2. De in het eerste lid bedoelde gewichtscode geeft het tot het naaste honderdtal kilogrammen afgeronde gewicht aan, waarbij 50 kilogram naar beneden wordt afgerond. De gewichtscode bestaat uit twee cijfers of uit één letter en één cijfer. Het eerste cijfer geeft de duizendtallen aan van het gewicht in kilogrammen. Het tweede cijfer geeft de honderdtallen aan van het afgeronde gewicht in kilogrammen. Indien het gewicht tienduizend kilogram of meer bedraagt, begint de code met een letter die de duizendtallen aangeeft van het gewicht overeenkomstig de volgende tabel:

A is 10;G is 16;N is 22;V is 28;

B is 11;H is 17;P is 23;W is 29;

C is 12;J is 18;R is 24;X is 30

D is 13;K is 19;S is 25;Z is 31;

E is 14;L is 20;T is 26;

F is 15;M is 21;U is 27;

XX is meer dan 31950 kilogram.

3. De plaat moet duidelijk als zodanig kenbaar worden aangebracht aan de achterzijde van het voertuig. Indien het motorrijtuig is verbonden met meer dan één voertuig, dienen de platen van die voertuigen op het achterste voertuig te zijn aangebracht. De plaat mag niet hoger zijn aangebracht dan 2 meter boven het wegdek en niet in de onmiddellijke nabijheid van de op het rij- of voertuig aangebrachte kentekenplaat met het kenteken van het motorrijtuig.

Artikel 6

1. Deze regeling treedt in werking met ingang van 1 april 1995.

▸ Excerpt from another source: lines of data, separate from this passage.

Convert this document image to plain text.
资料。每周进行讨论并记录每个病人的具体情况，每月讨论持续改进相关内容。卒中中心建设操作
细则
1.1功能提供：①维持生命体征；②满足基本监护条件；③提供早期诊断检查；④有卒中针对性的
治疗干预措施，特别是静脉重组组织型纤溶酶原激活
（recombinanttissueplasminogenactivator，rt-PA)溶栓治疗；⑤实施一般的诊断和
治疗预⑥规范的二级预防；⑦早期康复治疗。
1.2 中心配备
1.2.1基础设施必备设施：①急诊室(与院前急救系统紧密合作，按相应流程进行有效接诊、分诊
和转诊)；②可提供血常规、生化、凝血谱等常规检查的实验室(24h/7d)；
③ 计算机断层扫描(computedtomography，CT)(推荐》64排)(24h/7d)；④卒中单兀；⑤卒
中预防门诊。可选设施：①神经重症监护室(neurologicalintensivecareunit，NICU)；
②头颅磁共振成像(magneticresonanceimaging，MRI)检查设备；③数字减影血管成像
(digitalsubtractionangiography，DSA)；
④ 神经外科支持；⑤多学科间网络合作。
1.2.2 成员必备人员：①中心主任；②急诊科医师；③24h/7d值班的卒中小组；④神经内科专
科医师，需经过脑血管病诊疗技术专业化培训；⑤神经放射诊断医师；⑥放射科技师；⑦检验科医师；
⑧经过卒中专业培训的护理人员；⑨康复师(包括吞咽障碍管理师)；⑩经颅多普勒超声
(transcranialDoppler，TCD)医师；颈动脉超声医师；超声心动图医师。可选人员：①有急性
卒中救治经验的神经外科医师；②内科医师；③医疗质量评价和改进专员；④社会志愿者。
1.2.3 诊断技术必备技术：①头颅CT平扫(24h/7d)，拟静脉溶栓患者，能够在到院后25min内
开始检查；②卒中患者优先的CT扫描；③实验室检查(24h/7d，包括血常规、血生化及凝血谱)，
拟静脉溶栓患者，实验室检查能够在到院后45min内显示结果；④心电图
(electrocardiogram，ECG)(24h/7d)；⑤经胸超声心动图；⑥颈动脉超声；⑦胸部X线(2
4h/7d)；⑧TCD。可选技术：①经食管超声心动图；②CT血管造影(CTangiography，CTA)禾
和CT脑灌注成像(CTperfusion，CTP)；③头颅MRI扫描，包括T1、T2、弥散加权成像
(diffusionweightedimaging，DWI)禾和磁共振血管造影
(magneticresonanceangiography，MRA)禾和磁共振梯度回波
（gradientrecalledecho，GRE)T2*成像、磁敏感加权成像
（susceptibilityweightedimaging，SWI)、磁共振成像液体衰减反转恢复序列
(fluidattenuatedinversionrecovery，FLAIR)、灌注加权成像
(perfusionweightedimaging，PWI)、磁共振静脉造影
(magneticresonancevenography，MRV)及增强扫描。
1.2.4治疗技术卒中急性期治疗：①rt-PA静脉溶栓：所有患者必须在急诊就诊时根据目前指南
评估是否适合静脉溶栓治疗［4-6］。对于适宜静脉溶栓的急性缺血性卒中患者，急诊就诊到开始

2. Deze regeling kan worden aangehaald als Uitvoeringsregeling motorrijtuigenbelasting 1994.

Deze regeling zal in de Staatscourant worden geplaatst met uitzondering van de bijlage, die ter inzage wordt gelegd. Van deze terinzagelegging zal mededeling worden gedaan in de Staatscourant.1

De Staatssecretaris van Financiën,W.A.F.G. Vermeend.

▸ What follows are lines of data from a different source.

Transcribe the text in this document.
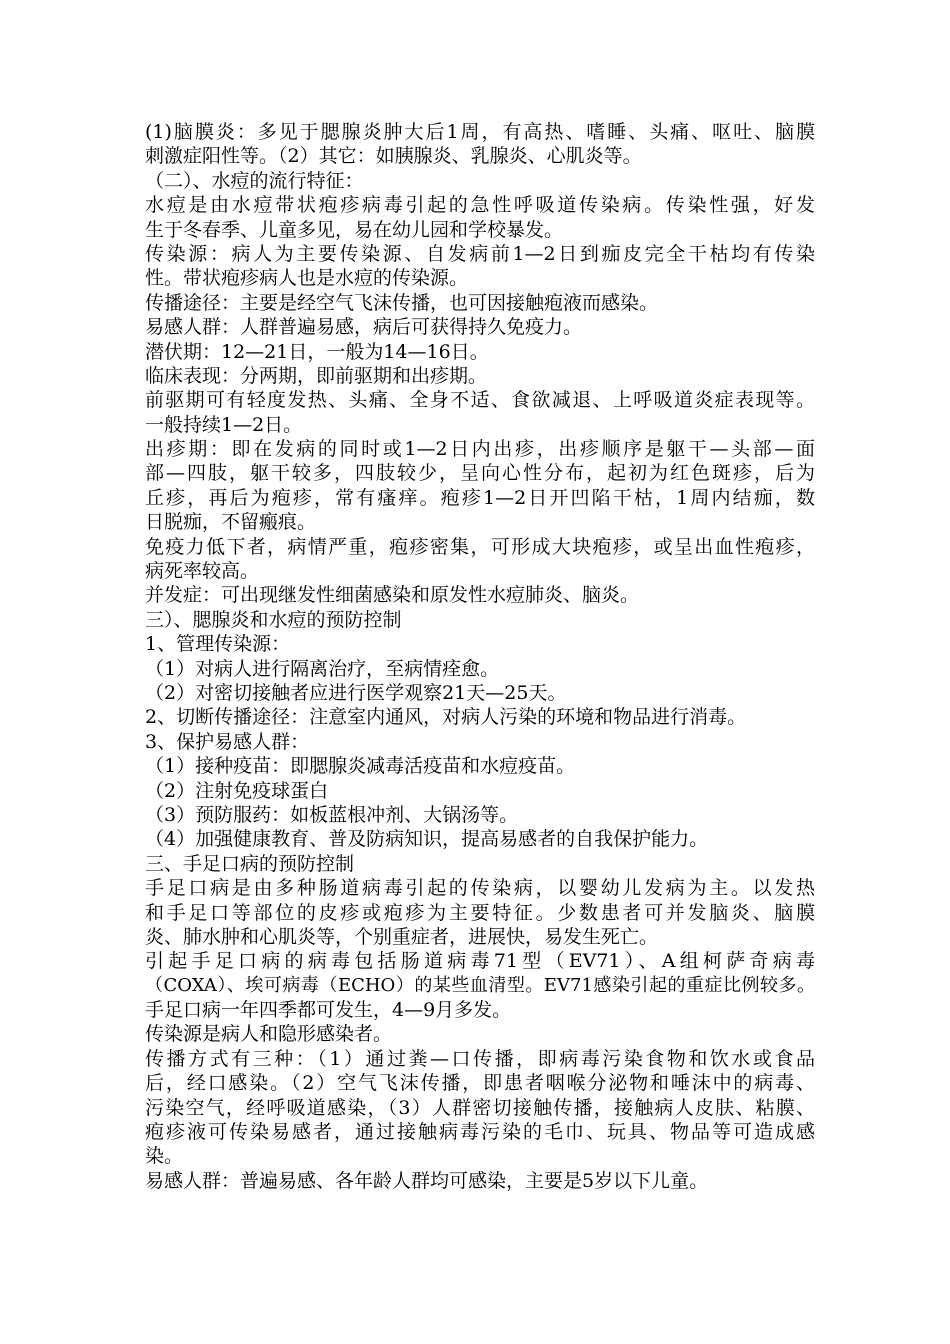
(1)脑膜炎：多见于腮腺炎肿大后1周，有高热、嗜睡、头痛、呕吐、脑膜
刺激症阳性等。（2）其它：如胰腺炎、乳腺炎、心肌炎等。
（二）、水痘的流行特征：
水痘是由水痘带状疱疹病毒引起的急性呼吸道传染病。传染性强，好发
生于冬春季、儿童多见，易在幼儿园和学校暴发。
传染源：病人为主要传染源、自发病前1—2日到痂皮完全干枯均有传染
性。带状疱疹病人也是水痘的传染源。
传播途径：主要是经空气飞沫传播，也可因接触疱液而感染。
易感人群：人群普遍易感，病后可获得持久免疫力。
潜伏期：12—21日，一般为14—16日。
临床表现：分两期，即前驱期和出疹期。
前驱期可有轻度发热、头痛、全身不适、食欲减退、上呼吸道炎症表现等。
一般持续1—2日。
出疹期：即在发病的同时或1—2日内出疹，出疹顺序是躯干—头部—面
部—四肢，躯干较多，四肢较少，呈向心性分布，起初为红色斑疹，后为
丘疹，再后为疱疹，常有瘙痒。疱疹1—2日开凹陷干枯，1周内结痂，数
日脱痂，不留瘢痕。
免疫力低下者，病情严重，疱疹密集，可形成大块疱疹，或呈出血性疱疹，
病死率较高。
并发症：可出现继发性细菌感染和原发性水痘肺炎、脑炎。
三）、腮腺炎和水痘的预防控制
1、管理传染源：
（1）对病人进行隔离治疗，至病情痊愈。
（2）对密切接触者应进行医学观察21天—25天。
2、切断传播途径：注意室内通风，对病人污染的环境和物品进行消毒。
3、保护易感人群：
（1）接种疫苗：即腮腺炎减毒活疫苗和水痘疫苗。
（2）注射免疫球蛋白
（3）预防服药：如板蓝根冲剂、大锅汤等。
（4）加强健康教育、普及防病知识，提高易感者的自我保护能力。
三、手足口病的预防控制
手足口病是由多种肠道病毒引起的传染病，以婴幼儿发病为主。以发热
和手足口等部位的皮疹或疱疹为主要特征。少数患者可并发脑炎、脑膜
炎、肺水肿和心肌炎等，个别重症者，进展快，易发生死亡。
引起手足口病的病毒包括肠道病毒71型（EV71）、A组柯萨奇病毒
（COXA）、埃可病毒（ECHO）的某些血清型。EV71感染引起的重症比例较多。
手足口病一年四季都可发生，4—9月多发。
传染源是病人和隐形感染者。
传播方式有三种：（1）通过粪—口传播，即病毒污染食物和饮水或食品
后，经口感染。（2）空气飞沫传播，即患者咽喉分泌物和唾沫中的病毒、
污染空气，经呼吸道感染，（3）人群密切接触传播，接触病人皮肤、粘膜、
疱疹液可传染易感者，通过接触病毒污染的毛巾、玩具、物品等可造成感
染。
易感人群：普遍易感、各年龄人群均可感染，主要是5岁以下儿童。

1 Deze bijlage ligt ter inzage bij de directie Wetgeving Verbruiksbelastingen.

Toelichting

Deze regeling geeft uitvoering aan die bepalingen van de Wet op de motorrijtuigenbelasting 1994 (hierna: de wet) en van de Invoeringswet Wet op de motorrijtuigenbelasting 1994 (hierna: de invoeringswet), waarbij het vaststellen van uitvoeringsregels is gedelegeerd aan de minister. Het betreft de volgende onderwerpen:

In de eerste plaats zijn in artikel 3 op grond van artikel 3, tweede lid, van de wet vastgelegd de meetmethode met betrekking tot de laadruimte en met betrekking tot de cabine, alsmede de constructietechnische eisen die aan laadruimte en tussenschot worden gesteld in het kader van de definitie van het begrip bestelauto. Het gaat hier om dezelfde regels als die voor het begrip bestelauto die op grond van de Wet op de belasting van personenauto's en motorrijwielen 1992 zijn neergelegd in artikel 2 van de Uitvoeringsregeling belasting van personenauto's en motorrijwielen 1992.

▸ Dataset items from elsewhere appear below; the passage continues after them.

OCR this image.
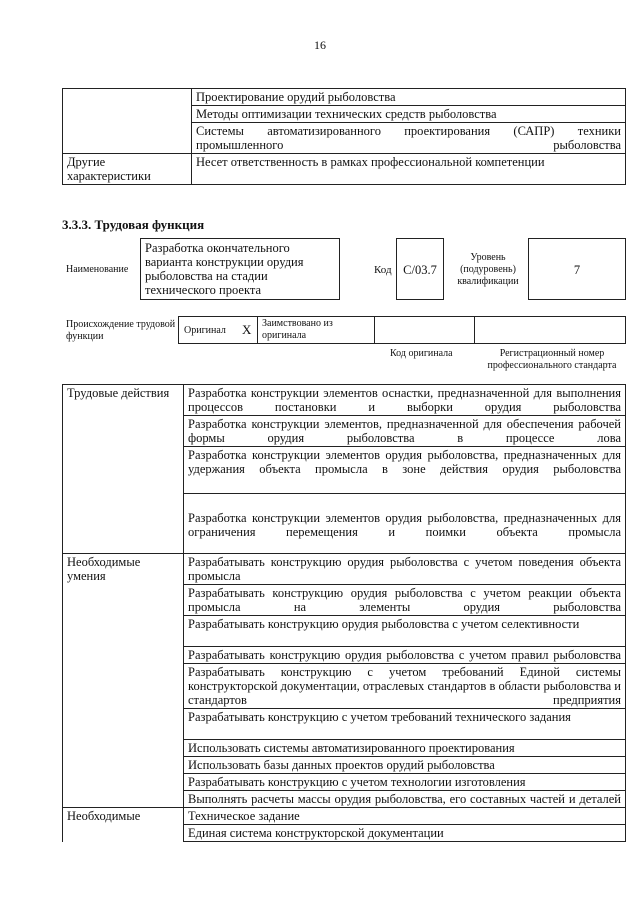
16
	Проектирование орудий рыболовства
	Методы оптимизации технических средств рыболовства
	Системы автоматизированного проектирования (САПР) техники промышленного рыболовства
Другие характеристики	Несет ответственность в рамках профессиональной компетенции
3.3.3. Трудовая функция
Наименование
Разработка окончательного варианта конструкции орудия рыболовства на стадии технического проекта
Код С/03.7
Уровень (подуровень) квалификации
7
Происхождение трудовой функции
Оригинал X Заимствовано из оригинала
Код оригинала	Регистрационный номер профессионального стандарта
Трудовые действия	Разработка конструкции элементов оснастки, предназначенной для выполнения процессов постановки и выборки орудия рыболовства
	Разработка конструкции элементов, предназначенной для обеспечения рабочей формы орудия рыболовства в процессе лова
	Разработка конструкции элементов орудия рыболовства, предназначенных для удержания объекта промысла в зоне действия орудия рыболовства
	Разработка конструкции элементов орудия рыболовства, предназначенных для ограничения перемещения и поимки объекта промысла
Необходимые умения	Разрабатывать конструкцию орудия рыболовства с учетом поведения объекта промысла
	Разрабатывать конструкцию орудия рыболовства с учетом реакции объекта промысла на элементы орудия рыболовства
	Разрабатывать конструкцию орудия рыболовства с учетом селективности
	Разрабатывать конструкцию орудия рыболовства с учетом правил рыболовства
	Разрабатывать конструкцию с учетом требований Единой системы конструкторской документации, отраслевых стандартов в области рыболовства и стандартов предприятия
	Разрабатывать конструкцию с учетом требований технического задания
	Использовать системы автоматизированного проектирования
	Использовать базы данных проектов орудий рыболовства
	Разрабатывать конструкцию с учетом технологии изготовления
	Выполнять расчеты массы орудия рыболовства, его составных частей и деталей
Необходимые	Техническое задание
	Единая система конструкторской документации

Op grond van artikel 15, tweede lid, van de wet kunnen regels worden gesteld ingevolge welke, in afwijking van artikel 15, eerste lid, de belasting niet bij de aanvang van het tijdvak behoeft te zijn betaald. Het gaat hierbij om de gevallen waarin ten gevolge van de administratieve verwerking bij de Rijksdienst voor het Wegverkeer en bij het Centraal bureau motorrijtuigenbelasting van de tenaamstelling van een personenauto, een bestelauto of een motorrijwiel of wijziging daarvan, van de aangifte van veranderingen aan het motorrijtuig of van beëindiging van een schorsing of van een vrijstelling, de belastingplichtige de acceptgiro voor de te betalen belasting niet op een zodanig tijdstip ontvangt dat de belasting bij de aanvang van het tijdvak voldaan kan zijn. Artikel 4 regelt deze uitzondering en het tijdstip waarop de belasting wel betaald moet zijn.

Artikel XI van de invoeringswet bevat een overgangsregeling voor aanhangwagens zolang daarvoor geen eigen kentekenplicht geldt en de aanhangwagens voorzien dienen te zijn van eenzelfde kentekenplaat als het trekkende motorrijtuig voert. Ingeval voor aanhangwagens belasting wordt voldaan op een afzonderlijke aangifte, dient de aanhangwagen ingevolge het eerste lid van dit artikel te zijn voorzien van een speciale extra nummerplaat met een fiscaal nummer (de zogenoemde Fino-plaat).

Ingevolge dit artikel worden de inrichting en de wijze van aanbrenging van deze nummerplaat vastgesteld bij ministeriële regeling. Artikel 5 van de onderhavige regeling strekt daartoe.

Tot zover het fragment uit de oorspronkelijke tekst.